Scalable Bilevel Optimization for Generating Maximally Representative OPF Datasets
Ignasi Ventura Nadal, Samuel Chevalier
TL;DR
This work tackles the challenge of generating OPF datasets that accurately reflect the operating space near system limits, where active constraints are prevalent. It introduces RAMBO, a bilevel data-collection routine that deliberately selects OPF load inputs to maximize distance from previously collected solutions, thereby sampling near-boundary regions. The approach leverages a KKT-based reformulation with a relaxed complementary-slackness constraint and incorporates scalability and temperature controls via stochastic subsets and warm-start techniques. Empirical results on IEEE 30-, 57-, and 118-bus PGLib cases show RAMBO produces richer variable ranges and a markedly higher number of unique active-constraint sets than uniform sampling, improving data representativeness for downstream ML and validation tasks. This method, with a public repository for reproducibility, advances data-driven power-system modeling by enabling more robust learning and testing of constraint-aware behaviors.
Abstract
New generations of power systems, containing high shares of renewable energy resources, require improved data-driven tools which can swiftly adapt to changes in system operation.
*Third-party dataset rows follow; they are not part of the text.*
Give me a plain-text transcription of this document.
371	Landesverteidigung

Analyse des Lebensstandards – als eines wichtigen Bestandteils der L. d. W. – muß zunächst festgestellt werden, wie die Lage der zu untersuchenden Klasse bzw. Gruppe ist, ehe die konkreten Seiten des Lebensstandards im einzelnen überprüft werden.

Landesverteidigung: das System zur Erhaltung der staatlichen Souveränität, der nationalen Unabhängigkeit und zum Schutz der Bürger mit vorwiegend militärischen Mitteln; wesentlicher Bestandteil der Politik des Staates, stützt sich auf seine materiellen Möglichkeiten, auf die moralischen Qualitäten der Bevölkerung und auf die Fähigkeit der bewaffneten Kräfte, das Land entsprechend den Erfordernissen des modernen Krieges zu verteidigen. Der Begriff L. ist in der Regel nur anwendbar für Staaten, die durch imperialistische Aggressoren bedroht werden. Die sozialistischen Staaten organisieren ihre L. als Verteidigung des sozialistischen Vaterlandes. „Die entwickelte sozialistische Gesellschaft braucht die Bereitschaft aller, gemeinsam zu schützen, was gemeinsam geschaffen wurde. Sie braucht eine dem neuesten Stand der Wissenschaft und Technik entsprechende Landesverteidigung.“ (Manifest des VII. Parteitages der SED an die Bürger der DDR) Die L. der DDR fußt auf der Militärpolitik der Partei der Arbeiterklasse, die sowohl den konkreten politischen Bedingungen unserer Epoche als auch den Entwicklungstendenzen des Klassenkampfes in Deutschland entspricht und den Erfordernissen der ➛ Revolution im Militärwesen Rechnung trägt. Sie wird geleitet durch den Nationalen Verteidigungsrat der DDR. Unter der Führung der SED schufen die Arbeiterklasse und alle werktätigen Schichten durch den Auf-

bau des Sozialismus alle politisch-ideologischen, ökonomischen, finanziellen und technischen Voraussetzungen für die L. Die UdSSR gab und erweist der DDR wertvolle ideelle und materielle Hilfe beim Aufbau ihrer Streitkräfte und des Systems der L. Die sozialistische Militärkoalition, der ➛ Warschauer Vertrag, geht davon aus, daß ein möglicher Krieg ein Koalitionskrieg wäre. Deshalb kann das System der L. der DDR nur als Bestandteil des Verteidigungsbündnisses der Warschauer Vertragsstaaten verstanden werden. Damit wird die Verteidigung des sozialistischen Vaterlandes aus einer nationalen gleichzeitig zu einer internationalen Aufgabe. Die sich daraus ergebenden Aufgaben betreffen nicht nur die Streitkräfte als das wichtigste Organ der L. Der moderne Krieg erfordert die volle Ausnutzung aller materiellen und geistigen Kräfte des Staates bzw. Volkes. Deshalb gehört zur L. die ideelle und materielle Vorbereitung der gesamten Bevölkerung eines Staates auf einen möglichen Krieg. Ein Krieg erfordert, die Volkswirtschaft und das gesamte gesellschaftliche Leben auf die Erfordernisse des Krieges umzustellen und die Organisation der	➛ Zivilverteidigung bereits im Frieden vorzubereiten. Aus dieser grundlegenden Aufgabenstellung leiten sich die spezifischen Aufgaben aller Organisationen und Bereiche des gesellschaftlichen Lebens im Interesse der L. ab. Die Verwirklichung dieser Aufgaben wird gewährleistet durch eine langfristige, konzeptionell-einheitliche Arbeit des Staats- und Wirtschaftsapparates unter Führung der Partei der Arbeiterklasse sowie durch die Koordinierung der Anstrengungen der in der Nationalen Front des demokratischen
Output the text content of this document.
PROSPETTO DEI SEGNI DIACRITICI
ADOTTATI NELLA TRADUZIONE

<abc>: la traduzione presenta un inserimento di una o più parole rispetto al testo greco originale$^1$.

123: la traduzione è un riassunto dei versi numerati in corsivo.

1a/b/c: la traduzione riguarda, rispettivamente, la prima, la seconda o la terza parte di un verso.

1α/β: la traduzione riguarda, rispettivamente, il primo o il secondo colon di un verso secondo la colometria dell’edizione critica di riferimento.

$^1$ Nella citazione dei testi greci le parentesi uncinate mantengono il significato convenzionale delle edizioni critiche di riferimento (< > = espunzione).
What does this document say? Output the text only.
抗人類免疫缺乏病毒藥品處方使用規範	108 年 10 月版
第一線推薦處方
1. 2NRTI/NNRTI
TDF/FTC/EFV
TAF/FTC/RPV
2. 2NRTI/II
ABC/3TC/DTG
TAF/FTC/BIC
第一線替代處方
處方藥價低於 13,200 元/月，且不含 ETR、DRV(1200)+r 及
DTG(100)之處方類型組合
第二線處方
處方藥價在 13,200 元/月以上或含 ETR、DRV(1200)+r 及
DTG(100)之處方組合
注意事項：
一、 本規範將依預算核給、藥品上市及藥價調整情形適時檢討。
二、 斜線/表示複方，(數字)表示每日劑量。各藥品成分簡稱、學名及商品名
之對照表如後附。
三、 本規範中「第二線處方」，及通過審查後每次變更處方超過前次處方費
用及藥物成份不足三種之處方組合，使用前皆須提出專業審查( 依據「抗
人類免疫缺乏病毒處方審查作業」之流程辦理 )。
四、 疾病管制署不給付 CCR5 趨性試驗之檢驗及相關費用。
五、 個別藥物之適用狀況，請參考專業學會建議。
Many of these tools, such as ones using machine learning, rely on high-quality training datasets to construct probabilistic models. Such models should be able to accurately represent the system when operating at its limits (i.e., operating with a high degree of ``active constraints"). However, generating training datasets that accurately represent the many possible combinations of these active constraints is a particularly challenging task, especially within the realm of nonlinear AC Optimal Power Flow (OPF), since most active constraints cannot be enforced explicitly. Using bilevel optimization, this paper introduces a data collection routine that sequentially solves for OPF solutions which are ``optimally far" from previously acquired voltage, power, and load profile data points. The routine, termed RAMBO, samples critical data close to a system's boundaries much more effectively than a random sampling benchmark. Simulated test results are collected on the 30-, 57-, and 118-bus PGLib test cases.